Touchée par les trois crises successives de la dette grecque, du Brexit et de l'accueil des réfugiés, l'Union européenne a vécu ces dernières années sous la menace d'une désintégration, ou tout au moins d'un affaiblissement considérable. L’Europe aurait cessé de fonctionner, non seulement comme institution supranationale, mais aussi comme idée. Dans ce contexte difficile, la hausse de la participation qui a marqué les élections européennes de mai 2019 augure peut-être a contrario d’un réinvestissement de l’espace politique européen. Mais pour quels résultats ? En France, au Royaume-Uni ou encore en Italie, c’est l’extrême-droite qui se positionne en tête, aiguillonnée par des candidats qui vantent les mérites d’une rupture avec Bruxelles. En Pologne ou en Hongrie, de nouveaux régimes autoritaires partisans d'une Europe « illibérale» sortent renforcés du scrutin. Parallèlement, à travers l'Union, la percée des partis écologistes permet d’entrevoir la constitution de coalitions transnationales décidées à répondre au défi environnemental.
L’heure n’est plus aux aménagements ou bricolages institutionnels, ni aux réformes cosmétiques. Pour relancer le projet européen, il faut aujourd'hui reposer des questions fondatrices. Sur quelle idée de l’Europe pouvons-nous construire une Union plus efficace, plus légitime et plus démocratique ? Comment et pourquoi l’idée d’Europe a-t-elle échoué dans la construction d’un espace pluraliste mais unifié ? L'Europe peut-elle devenir une véritable communauté politique ? Telles ont été les lignes directrices du séminaire d’initiation à la philosophie politique organisé par l’Ecole nationale de la magistrature, l'Institut des hautes études sur la justice et la revue Esprit du 28 janvier au 1er février 2019, En interrogeant «l'idée d'Europe», il s'agissait de mettre en lumière les lignes de faille et les lignes de crête d'un devenir européen.

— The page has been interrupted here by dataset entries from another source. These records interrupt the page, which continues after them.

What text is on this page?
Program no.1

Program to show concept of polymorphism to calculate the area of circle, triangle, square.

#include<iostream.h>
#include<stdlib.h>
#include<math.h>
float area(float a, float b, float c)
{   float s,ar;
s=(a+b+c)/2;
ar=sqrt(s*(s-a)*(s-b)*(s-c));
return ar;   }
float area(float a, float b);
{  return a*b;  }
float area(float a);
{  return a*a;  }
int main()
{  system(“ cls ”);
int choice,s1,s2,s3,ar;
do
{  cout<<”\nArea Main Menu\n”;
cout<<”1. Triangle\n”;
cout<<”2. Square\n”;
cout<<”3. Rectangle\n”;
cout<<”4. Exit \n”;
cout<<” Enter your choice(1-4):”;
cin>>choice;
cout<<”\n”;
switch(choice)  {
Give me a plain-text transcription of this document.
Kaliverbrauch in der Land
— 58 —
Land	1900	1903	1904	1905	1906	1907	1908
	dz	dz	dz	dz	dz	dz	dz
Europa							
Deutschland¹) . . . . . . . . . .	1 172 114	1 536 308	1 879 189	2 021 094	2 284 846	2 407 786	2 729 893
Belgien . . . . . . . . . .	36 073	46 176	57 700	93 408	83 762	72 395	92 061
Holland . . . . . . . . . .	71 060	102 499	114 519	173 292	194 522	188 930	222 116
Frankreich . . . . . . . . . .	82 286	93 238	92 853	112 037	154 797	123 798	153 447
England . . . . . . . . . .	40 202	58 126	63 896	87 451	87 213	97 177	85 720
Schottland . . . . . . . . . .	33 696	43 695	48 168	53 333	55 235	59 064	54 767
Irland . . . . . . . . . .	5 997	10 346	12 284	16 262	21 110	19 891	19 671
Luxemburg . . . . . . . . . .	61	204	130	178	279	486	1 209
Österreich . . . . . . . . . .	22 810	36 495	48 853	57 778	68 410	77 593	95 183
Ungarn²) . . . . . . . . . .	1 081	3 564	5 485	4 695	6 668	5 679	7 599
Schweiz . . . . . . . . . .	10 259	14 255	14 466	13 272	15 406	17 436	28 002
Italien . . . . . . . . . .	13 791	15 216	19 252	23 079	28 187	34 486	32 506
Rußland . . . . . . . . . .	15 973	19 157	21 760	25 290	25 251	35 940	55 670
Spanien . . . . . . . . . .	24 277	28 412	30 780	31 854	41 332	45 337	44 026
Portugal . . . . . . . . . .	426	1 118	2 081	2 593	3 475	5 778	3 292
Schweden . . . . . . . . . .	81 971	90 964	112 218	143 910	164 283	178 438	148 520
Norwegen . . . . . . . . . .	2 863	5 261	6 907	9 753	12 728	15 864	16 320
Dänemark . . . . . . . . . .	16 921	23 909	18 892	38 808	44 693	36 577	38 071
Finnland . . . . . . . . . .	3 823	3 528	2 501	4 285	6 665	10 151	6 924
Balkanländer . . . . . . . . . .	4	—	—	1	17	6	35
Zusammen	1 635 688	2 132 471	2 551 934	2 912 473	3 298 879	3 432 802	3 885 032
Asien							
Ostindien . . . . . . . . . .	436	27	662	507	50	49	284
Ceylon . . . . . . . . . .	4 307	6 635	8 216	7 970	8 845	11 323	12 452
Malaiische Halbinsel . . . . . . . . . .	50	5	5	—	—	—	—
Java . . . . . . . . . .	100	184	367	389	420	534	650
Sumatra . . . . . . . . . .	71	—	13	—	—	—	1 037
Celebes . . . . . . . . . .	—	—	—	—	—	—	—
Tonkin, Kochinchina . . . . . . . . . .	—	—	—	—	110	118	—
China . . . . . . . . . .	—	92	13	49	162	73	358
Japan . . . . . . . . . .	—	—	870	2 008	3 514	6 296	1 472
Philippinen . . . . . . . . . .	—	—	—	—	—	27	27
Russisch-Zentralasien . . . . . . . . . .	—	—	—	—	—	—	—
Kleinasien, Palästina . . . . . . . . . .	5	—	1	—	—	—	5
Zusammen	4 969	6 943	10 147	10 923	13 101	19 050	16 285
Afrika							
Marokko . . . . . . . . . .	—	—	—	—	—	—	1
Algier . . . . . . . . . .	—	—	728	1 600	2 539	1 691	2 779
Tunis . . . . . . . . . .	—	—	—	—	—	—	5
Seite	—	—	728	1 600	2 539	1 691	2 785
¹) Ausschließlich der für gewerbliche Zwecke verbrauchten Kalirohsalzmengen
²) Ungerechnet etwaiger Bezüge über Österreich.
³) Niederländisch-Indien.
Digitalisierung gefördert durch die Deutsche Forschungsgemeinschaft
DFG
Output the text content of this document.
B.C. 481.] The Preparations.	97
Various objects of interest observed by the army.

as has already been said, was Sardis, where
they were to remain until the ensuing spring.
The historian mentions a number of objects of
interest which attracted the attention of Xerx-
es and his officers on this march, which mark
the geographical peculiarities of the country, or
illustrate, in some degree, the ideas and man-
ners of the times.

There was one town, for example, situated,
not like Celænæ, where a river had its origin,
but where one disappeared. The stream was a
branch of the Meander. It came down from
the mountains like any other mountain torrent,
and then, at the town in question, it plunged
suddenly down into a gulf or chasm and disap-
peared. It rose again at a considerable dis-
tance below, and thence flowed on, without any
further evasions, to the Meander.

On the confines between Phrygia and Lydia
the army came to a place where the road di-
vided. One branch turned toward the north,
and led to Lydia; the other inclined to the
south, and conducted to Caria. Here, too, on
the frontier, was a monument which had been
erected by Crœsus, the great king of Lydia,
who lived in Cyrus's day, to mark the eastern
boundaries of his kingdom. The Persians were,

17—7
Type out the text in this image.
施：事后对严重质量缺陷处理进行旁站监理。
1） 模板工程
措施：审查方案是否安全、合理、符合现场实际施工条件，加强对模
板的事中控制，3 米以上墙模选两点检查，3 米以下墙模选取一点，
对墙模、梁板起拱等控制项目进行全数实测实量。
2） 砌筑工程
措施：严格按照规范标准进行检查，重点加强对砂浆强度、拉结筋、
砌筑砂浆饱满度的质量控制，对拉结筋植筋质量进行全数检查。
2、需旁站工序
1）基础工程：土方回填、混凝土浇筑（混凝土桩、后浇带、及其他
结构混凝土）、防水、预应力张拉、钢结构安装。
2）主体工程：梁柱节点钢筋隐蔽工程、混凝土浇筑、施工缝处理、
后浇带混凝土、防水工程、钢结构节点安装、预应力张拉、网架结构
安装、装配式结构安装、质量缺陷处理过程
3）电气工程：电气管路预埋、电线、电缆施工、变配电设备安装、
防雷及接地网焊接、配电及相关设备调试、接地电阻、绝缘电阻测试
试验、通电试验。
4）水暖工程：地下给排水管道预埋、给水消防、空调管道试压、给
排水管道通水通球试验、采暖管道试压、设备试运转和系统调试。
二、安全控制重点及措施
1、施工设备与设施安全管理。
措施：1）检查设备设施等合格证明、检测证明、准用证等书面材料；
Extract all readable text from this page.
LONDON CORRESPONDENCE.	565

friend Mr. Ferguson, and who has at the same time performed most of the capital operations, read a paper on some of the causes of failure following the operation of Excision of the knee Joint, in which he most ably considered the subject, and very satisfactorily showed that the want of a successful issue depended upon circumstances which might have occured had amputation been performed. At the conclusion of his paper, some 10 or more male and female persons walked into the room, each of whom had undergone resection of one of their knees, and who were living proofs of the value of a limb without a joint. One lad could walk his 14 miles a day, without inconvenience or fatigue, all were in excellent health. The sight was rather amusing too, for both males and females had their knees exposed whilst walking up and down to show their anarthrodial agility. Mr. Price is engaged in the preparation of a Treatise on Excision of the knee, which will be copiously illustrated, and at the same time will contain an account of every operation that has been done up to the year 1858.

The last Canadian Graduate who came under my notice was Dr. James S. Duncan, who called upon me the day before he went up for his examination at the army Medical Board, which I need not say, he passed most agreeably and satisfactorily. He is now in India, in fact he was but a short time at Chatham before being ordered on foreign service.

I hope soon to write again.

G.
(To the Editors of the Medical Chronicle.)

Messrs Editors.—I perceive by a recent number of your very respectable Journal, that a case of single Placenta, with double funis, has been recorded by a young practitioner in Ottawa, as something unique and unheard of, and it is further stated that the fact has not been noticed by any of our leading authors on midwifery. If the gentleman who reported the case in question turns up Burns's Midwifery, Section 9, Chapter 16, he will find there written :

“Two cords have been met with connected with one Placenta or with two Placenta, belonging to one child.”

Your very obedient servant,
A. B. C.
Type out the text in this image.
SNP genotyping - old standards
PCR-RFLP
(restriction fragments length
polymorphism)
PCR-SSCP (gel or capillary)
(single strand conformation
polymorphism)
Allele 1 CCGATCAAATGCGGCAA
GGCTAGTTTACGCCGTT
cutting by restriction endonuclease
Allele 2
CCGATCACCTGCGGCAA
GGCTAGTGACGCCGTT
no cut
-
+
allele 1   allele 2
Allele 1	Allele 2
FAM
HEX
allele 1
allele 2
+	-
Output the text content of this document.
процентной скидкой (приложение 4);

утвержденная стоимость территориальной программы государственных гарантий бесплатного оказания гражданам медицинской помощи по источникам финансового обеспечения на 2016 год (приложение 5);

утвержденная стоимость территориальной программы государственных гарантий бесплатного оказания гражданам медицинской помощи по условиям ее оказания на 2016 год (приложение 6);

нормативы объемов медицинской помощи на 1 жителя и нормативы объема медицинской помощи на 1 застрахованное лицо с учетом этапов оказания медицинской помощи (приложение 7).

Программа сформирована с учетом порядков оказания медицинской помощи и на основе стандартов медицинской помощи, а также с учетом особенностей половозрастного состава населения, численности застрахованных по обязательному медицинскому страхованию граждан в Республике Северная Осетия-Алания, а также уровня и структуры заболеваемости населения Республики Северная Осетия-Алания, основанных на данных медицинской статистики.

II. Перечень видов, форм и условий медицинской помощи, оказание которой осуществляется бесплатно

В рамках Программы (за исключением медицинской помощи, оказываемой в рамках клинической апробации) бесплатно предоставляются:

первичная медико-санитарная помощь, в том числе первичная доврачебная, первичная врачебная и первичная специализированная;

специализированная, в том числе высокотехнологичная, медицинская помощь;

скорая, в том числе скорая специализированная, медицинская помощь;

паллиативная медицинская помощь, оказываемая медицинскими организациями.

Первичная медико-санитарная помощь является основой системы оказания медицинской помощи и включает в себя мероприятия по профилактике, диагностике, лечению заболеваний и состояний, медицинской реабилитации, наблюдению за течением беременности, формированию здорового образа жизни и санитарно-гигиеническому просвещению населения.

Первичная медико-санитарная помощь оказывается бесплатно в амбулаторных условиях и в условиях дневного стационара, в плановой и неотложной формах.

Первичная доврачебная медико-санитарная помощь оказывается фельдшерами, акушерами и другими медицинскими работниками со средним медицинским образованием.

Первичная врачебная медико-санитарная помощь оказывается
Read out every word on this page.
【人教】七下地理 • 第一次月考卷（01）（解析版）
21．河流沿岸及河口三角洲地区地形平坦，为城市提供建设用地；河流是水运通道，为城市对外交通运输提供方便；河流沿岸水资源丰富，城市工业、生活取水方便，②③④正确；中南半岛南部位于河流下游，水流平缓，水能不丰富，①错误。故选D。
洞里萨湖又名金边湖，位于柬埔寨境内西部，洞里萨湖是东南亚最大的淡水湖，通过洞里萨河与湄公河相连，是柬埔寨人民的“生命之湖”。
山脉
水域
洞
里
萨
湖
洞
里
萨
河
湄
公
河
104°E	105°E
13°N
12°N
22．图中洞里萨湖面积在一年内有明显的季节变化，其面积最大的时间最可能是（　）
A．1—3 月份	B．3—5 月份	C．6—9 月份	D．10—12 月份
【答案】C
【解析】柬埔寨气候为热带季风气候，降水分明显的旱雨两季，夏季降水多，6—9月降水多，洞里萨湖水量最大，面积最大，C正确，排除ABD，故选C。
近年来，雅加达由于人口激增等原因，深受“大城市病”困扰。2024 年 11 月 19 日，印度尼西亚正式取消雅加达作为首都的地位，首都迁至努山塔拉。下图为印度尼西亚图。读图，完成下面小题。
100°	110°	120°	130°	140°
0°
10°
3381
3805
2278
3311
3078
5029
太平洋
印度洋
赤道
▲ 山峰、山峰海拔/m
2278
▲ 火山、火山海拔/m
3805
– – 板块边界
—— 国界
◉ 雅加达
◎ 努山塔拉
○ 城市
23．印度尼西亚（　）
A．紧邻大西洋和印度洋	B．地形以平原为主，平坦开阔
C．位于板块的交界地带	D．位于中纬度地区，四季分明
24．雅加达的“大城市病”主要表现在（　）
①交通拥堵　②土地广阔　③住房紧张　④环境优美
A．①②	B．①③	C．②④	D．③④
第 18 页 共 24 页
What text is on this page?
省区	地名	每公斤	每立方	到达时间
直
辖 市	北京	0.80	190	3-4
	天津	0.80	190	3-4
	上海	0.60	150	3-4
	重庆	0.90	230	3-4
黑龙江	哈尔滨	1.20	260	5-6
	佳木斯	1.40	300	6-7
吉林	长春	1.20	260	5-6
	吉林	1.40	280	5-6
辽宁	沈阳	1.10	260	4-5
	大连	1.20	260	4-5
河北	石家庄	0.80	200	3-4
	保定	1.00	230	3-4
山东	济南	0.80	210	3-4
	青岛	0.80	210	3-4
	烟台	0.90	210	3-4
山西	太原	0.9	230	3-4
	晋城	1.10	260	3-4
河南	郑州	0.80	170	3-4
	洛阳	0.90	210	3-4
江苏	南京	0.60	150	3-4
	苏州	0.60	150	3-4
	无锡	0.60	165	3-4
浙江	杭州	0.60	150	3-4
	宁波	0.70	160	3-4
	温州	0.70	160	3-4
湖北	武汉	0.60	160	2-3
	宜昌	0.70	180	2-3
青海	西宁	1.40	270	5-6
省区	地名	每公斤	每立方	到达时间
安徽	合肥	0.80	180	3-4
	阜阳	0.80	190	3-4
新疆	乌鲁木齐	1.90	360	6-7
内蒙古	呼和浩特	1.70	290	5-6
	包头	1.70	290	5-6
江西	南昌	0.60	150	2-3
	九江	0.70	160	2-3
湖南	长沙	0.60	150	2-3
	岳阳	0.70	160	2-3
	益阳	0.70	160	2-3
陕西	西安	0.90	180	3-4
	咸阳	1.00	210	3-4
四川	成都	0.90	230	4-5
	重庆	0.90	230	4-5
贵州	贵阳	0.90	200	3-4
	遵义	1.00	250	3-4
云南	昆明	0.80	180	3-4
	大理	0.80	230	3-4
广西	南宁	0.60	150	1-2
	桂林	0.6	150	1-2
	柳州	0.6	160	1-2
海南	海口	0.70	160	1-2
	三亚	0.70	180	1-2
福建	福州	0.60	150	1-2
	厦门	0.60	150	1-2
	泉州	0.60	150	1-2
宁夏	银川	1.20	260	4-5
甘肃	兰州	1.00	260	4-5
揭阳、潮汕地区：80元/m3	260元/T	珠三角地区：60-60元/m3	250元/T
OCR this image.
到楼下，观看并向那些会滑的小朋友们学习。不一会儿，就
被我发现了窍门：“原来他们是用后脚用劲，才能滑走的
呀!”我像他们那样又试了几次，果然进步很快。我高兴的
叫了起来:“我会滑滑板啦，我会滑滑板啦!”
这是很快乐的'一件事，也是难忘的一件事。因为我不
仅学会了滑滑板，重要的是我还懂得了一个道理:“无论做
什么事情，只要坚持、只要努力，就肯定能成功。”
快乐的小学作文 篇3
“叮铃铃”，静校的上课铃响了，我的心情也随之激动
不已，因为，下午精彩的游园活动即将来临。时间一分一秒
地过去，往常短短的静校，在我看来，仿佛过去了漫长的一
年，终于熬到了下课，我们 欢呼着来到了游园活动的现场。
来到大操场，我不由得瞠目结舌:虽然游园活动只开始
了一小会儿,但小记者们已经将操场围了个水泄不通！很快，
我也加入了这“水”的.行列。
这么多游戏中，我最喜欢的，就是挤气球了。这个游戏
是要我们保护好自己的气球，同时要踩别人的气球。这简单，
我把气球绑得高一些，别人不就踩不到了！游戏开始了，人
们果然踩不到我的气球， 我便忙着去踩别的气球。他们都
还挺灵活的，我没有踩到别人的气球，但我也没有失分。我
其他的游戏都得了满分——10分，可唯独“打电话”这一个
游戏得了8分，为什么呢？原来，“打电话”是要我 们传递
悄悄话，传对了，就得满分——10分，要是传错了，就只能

Françoise Coblence retrace la pensée de Sigmund Freud sur l’Europe : si, dans un premier temps, l’Autrichien a vu le travail de la culture comme une force capable de sublimer toutes les passions, la brutalité de la guerre a eu raison de cet espoir. Guy Samama décrit le romantisme apolitique de Stefan Zweig, sa haine des patriotardises (Nietzsche) : précurseur, le romancier a décrit une Europe gangrénée par la défiance culturelle, plongée dans une crise psychologique et morale. Enfin, Georges-Elia Sarfati expose la vision de l’histoire du philosophe tchèque Jan Patocka, qui, après que la civilisation a entamé un processus d’automutilation, dessine les contours d’une éthique de « la solidarité des ébranlés », seule à même de renouer avec l'exigence d'humanité.
Jean-Louis Bourlanges retrace les facteurs géo-historiques de la constitution de l’Union européenne. Pour répondre aux enjeux contemporains, il prône l’établissement d’une démocratie européenne de négociation et de confrontation, capable d'agir. Alors que se développe la critique du libéralisme, Lucien Jaume en rappelle le rôle fondateur en Europe comme complément et garde-fou detoujours possibles dérives démocratiques. Pragmatique, Pierre Vimont souhaite que l'Europe existe comme puissance, à même de défendre ses intérêts dans le monde et la spécificité de son modèle économique et social.
Pour conclure ce dossier, regrettant le manque d'appropriation quotidienne d'une identité européenne et la perception hypertrophiée de nos différences culturelles, Pascal Lamy propose d’aller chercher dans l’ « infra-politique » pour « harmoniser nos rêves et nos cauchemars » et renforcer ainsi un sentiment d’appartenance commune à l’Europe.